If they could not pass the test then a routine police road stop could generate a driving under the influence (DUI) or driving while impaired (DWI) citation.
Individuals who must maintain especially good alertness and good spatial orientation, such as pilots and professional drivers, should be reassessed before being released to drive.
If the physician needs evidence that a patient is, or is not, safe to drive, assessment by a certified driving rehabilitation specialist (CDRS), most of whom are occupational therapists, may be indicated. To find a CDRS see the website for the Association of Driver Rehabilitation Specialists ( www.aded.net ).

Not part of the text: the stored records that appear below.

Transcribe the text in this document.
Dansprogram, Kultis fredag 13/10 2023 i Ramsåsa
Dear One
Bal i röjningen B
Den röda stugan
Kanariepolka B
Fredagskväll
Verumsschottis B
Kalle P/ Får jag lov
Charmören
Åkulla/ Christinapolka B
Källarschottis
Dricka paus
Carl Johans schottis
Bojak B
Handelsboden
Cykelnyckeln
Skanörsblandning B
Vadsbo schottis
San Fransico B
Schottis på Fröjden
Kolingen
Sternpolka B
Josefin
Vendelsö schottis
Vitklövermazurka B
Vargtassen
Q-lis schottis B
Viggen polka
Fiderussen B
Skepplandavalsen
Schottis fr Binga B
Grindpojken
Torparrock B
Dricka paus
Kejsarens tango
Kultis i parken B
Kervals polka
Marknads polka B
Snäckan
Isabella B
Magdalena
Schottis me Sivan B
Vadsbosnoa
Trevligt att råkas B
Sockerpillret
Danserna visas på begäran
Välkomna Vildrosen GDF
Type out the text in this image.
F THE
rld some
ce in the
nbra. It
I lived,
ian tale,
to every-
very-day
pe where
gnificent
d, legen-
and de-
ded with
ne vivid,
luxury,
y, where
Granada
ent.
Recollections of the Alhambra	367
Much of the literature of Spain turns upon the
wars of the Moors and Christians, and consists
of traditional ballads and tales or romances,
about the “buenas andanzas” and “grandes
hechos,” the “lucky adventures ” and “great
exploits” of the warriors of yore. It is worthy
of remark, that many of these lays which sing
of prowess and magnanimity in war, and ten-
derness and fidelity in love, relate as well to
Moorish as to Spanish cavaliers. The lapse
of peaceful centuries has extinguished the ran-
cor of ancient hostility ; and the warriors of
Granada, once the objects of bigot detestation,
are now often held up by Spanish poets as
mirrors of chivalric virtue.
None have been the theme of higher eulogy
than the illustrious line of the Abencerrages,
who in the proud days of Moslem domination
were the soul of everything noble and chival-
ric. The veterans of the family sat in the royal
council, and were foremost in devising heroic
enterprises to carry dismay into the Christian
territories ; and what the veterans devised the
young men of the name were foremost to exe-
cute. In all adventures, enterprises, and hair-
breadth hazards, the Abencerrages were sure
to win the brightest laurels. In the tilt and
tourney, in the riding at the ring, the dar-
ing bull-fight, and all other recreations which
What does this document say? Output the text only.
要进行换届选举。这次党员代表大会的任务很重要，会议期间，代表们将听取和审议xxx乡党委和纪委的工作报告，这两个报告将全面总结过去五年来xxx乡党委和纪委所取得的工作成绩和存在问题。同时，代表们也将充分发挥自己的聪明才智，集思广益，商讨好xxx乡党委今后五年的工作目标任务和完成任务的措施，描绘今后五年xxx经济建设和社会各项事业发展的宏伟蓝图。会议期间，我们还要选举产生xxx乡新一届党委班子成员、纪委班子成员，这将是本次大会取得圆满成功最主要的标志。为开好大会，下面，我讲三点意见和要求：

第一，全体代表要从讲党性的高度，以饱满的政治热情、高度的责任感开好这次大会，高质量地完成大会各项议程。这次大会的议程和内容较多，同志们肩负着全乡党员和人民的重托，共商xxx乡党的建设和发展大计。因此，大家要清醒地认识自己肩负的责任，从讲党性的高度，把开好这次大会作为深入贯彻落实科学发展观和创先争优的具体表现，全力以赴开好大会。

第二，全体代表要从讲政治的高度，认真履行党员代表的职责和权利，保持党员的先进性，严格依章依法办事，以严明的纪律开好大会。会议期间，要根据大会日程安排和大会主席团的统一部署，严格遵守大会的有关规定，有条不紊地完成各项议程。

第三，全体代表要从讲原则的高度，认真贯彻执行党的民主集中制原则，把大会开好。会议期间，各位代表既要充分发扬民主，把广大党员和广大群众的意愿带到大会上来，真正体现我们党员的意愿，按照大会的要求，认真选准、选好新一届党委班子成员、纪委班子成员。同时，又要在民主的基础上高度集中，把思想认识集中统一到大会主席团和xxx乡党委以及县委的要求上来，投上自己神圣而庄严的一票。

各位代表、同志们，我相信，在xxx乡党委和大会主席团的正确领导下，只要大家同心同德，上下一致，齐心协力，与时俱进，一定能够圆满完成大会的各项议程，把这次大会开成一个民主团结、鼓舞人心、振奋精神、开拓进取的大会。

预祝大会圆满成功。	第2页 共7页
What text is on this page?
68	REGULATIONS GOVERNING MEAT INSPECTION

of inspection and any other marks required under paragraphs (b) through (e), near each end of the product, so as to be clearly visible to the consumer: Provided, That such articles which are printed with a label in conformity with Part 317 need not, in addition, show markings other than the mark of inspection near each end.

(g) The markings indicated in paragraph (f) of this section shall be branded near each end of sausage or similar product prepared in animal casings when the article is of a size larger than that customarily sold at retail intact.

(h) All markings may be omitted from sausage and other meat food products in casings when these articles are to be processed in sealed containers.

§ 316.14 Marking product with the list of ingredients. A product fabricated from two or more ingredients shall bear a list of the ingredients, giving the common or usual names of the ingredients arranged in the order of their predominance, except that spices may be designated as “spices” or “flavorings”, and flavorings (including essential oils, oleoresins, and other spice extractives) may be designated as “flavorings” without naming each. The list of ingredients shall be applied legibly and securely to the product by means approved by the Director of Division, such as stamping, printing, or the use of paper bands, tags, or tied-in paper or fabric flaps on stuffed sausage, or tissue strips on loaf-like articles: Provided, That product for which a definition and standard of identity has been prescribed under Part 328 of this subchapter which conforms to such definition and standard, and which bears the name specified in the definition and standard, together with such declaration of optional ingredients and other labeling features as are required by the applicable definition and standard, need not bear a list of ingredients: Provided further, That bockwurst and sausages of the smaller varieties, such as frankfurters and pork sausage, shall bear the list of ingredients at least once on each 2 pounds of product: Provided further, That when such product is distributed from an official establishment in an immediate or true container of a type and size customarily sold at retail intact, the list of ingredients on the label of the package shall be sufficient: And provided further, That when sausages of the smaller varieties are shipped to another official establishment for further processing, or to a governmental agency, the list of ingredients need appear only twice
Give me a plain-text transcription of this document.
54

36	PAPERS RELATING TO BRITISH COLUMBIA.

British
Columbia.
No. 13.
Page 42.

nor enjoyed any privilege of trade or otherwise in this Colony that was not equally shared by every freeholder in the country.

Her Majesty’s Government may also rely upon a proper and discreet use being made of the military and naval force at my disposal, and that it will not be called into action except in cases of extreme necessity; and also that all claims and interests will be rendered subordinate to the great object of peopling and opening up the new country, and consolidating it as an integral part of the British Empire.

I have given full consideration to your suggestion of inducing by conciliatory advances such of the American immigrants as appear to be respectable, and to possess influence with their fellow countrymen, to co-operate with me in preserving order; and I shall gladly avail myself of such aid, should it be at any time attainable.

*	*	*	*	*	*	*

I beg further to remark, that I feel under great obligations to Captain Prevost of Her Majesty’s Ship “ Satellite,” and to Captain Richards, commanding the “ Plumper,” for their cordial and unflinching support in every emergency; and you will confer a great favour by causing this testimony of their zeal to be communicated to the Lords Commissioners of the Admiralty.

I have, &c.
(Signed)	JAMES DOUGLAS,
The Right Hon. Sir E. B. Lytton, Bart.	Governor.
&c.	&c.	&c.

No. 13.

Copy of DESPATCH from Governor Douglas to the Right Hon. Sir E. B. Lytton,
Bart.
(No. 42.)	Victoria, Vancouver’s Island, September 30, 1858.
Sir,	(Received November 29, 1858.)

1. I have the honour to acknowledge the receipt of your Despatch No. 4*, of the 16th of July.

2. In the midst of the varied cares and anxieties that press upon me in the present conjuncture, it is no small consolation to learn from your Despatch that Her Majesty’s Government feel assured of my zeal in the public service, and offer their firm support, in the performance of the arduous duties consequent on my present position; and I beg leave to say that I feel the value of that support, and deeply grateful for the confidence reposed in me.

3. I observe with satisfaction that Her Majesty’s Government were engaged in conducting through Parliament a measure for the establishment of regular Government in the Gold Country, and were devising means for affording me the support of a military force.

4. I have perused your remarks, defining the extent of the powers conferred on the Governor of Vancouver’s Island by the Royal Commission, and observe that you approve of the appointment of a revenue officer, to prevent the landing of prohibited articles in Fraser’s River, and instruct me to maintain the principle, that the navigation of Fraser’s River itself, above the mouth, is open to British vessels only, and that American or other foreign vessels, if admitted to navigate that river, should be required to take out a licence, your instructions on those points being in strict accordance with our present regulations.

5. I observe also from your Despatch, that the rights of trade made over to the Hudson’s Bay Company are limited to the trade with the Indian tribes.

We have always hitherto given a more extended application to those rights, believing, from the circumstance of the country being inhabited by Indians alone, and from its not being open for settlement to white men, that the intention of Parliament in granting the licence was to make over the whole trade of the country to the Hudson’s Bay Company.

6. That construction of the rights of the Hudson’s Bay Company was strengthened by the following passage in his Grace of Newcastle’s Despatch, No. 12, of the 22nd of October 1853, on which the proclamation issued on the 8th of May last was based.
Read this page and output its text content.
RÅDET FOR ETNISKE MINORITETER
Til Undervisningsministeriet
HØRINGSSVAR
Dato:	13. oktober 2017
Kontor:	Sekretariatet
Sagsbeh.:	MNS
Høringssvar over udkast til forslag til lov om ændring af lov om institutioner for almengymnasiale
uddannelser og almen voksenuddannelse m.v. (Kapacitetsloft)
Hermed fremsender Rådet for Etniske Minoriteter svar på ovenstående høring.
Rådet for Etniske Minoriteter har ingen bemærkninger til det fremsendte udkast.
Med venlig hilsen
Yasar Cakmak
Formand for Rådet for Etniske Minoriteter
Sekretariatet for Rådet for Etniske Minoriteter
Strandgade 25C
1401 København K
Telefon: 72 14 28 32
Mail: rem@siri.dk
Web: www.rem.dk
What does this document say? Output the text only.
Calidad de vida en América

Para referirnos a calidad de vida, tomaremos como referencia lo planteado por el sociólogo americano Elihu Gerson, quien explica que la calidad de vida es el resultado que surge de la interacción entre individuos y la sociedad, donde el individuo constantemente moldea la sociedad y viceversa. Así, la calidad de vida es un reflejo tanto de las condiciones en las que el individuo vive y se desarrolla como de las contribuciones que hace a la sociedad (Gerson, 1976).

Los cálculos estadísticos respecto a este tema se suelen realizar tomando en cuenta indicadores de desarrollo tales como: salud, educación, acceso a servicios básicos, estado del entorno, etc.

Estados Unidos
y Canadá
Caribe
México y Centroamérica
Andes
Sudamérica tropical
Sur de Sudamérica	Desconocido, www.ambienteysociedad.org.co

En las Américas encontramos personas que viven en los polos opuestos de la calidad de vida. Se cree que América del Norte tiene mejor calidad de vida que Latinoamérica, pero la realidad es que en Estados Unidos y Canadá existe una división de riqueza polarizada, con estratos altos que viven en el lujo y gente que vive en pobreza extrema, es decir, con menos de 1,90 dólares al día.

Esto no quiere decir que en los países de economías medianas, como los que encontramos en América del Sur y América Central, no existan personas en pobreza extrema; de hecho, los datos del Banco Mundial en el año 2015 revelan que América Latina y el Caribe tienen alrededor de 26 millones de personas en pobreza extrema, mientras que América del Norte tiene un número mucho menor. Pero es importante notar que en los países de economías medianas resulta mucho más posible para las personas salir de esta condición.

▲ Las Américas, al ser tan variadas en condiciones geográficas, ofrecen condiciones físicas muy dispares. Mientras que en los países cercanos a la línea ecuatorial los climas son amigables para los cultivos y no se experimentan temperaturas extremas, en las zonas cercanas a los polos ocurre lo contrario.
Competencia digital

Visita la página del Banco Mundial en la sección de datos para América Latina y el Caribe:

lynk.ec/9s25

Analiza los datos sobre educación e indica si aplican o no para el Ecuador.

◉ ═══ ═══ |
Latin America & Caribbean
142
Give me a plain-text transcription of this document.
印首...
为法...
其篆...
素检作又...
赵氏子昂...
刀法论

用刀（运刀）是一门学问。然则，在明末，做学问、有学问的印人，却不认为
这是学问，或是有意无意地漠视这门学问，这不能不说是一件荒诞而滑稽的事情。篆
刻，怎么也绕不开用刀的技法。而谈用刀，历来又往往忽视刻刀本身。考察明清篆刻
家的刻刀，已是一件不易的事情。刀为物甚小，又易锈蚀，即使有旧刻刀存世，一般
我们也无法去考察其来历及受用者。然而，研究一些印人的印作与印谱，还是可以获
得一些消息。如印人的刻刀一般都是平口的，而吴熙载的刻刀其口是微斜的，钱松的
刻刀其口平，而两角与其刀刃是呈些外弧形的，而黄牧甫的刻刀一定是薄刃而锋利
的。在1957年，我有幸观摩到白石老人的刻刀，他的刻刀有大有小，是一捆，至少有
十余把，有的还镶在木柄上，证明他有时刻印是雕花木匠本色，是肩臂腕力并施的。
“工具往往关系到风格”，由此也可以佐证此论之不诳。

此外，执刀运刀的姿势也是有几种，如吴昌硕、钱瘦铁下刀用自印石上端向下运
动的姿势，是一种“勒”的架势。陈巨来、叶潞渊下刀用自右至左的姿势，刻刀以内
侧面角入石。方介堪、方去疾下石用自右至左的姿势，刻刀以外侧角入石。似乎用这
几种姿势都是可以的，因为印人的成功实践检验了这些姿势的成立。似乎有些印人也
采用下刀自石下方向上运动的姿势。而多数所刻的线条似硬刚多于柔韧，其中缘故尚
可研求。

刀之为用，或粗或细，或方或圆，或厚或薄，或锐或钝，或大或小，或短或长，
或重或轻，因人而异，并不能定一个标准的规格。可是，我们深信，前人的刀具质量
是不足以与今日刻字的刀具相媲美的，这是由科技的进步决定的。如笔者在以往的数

Similar concerns affect the physician’s assessment for operating heavy machinery, flying airplanes and spacecraft, climbing ladders, and handling potentially dangerous equipment and materials.
Some simple guidelines can be considered. For example, a patient with active benign paroxysmal positional vertigo should not climb a ladder or perform other tasks that require looking upward or downward, until the BPPV has resolved.
Patients with vertigo and disequilibrium should not be required to run, jump, move around the environment quickly, walk on unstable surfaces, or perform tasks that may disorient them.
Pilots should avoid flying if they are prone to vertigo, especially if the episodes are recurrent, unpredictable, incapacitating, or impede performance of any pilot duties.
Generally such individuals would have an FAA Aviation Medical Examiner physical and specialty evaluation.